7. Additional Topics Discussed
-
Persistence Testing:
- Using ORM frameworks vs. lightweight SQL libraries.
- Wrapping database queries in infrastructure wrappers.
- Running tests against local or dedicated test databases.
-
Leaky Abstractions:
- Sometimes infrastructure leaks concepts (e.g., transactions).
- Expose necessary abstractions meaningfully to the application layer.
- Example: wrapping database transactions as business-level transactions.
-
Network Calls & Authentication:
- Wrapping retry logic and token refresh inside infrastructure layers.
-
Testing Multi-threaded Applications:
- Use dependency injection to control thread behavior.
- Employ async/await constructs where possible.
- Flaky tests often indicate race conditions or deadlocks.
- TDD helps detect but does not automatically solve concurrency issues.
-
Instrumentation:
- Instrumentation is not built into deliverable code by default.
- Use dependency injection to manage instrumentation and threading code.
Guides / Tutorials Provided
-
Step-by-step live coding of:
- Creating a command line infrastructure wrapper in Node.js.
- Writing focused integration tests using child process forking.
- Handling asynchronous test completion with promises.
- Refactoring test code for clarity and maintainability.
-
Explanation of best practices for isolating infrastructure to improve testing.
- Discussion on balancing complexity and testing effort for infrastructure code.
Upcoming Sessions Announced
- Next Tuesday: Testing with Test Doubles (Mocks).
- Following Tuesday: Testing without Mocks.

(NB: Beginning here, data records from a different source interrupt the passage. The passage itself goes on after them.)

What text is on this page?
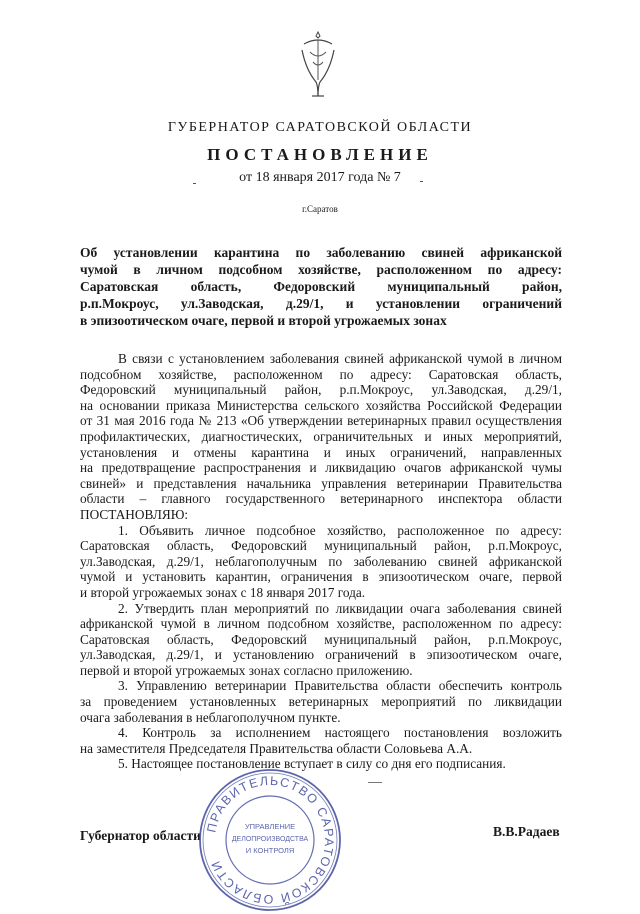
ГУБЕРНАТОР САРАТОВСКОЙ ОБЛАСТИ
ПОСТАНОВЛЕНИЕ
от 18 января 2017 года № 7
г.Саратов
Об установлении карантина по заболеванию свиней африканской
чумой в личном подсобном хозяйстве, расположенном по адресу:
Саратовская область, Федоровский муниципальный район,
р.п.Мокроус, ул.Заводская, д.29/1, и установлении ограничений
в эпизоотическом очаге, первой и второй угрожаемых зонах
В связи с установлением заболевания свиней африканской чумой в личном
подсобном хозяйстве, расположенном по адресу: Саратовская область,
Федоровский муниципальный район, р.п.Мокроус, ул.Заводская, д.29/1,
на основании приказа Министерства сельского хозяйства Российской Федерации
от 31 мая 2016 года № 213 «Об утверждении ветеринарных правил осуществления
профилактических, диагностических, ограничительных и иных мероприятий,
установления и отмены карантина и иных ограничений, направленных
на предотвращение распространения и ликвидацию очагов африканской чумы
свиней» и представления начальника управления ветеринарии Правительства
области – главного государственного ветеринарного инспектора области
ПОСТАНОВЛЯЮ:
1. Объявить личное подсобное хозяйство, расположенное по адресу:
Саратовская область, Федоровский муниципальный район, р.п.Мокроус,
ул.Заводская, д.29/1, неблагополучным по заболеванию свиней африканской
чумой и установить карантин, ограничения в эпизоотическом очаге, первой
и второй угрожаемых зонах с 18 января 2017 года.
2. Утвердить план мероприятий по ликвидации очага заболевания свиней
африканской чумой в личном подсобном хозяйстве, расположенном по адресу:
Саратовская область, Федоровский муниципальный район, р.п.Мокроус,
ул.Заводская, д.29/1, и установлению ограничений в эпизоотическом очаге,
первой и второй угрожаемых зонах согласно приложению.
3. Управлению ветеринарии Правительства области обеспечить контроль
за проведением установленных ветеринарных мероприятий по ликвидации
очага заболевания в неблагополучном пункте.
4. Контроль за исполнением настоящего постановления возложить
на заместителя Председателя Правительства области Соловьева А.А.
5. Настоящее постановление вступает в силу со дня его подписания.
Губернатор области	В.В.Радаев
ПРАВИТЕЛЬСТВО САРАТОВСКОЙ ОБЛАСТИ
УПРАВЛЕНИЕ
ДЕЛОПРОИЗВОДСТВА
И КОНТРОЛЯ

- Friday Casual Coding Stream: Extending infrastructure testing with a cribbage example and handling more complex command line cases (error handling, usage messages).
Main Speaker / Source
James Shore — Software development trainer and consultant, host of the Tuesday Lunch and Learn series. Contact: james@jamesshore.com GitHub repo and code referenced: github.com/jamesthore/livestream (tagged with dates for specific sessions).
Summary
This video presents a practical approach to isolating and testing application infrastructure by wrapping external dependencies and writing focused integration tests. It highlights the complexity of infrastructure testing, the benefits of abstraction, and provides a live coding example in Node.js to illustrate these concepts. The speaker also addresses audience questions related to persistence testing, leaky abstractions, network retries, and concurrency testing.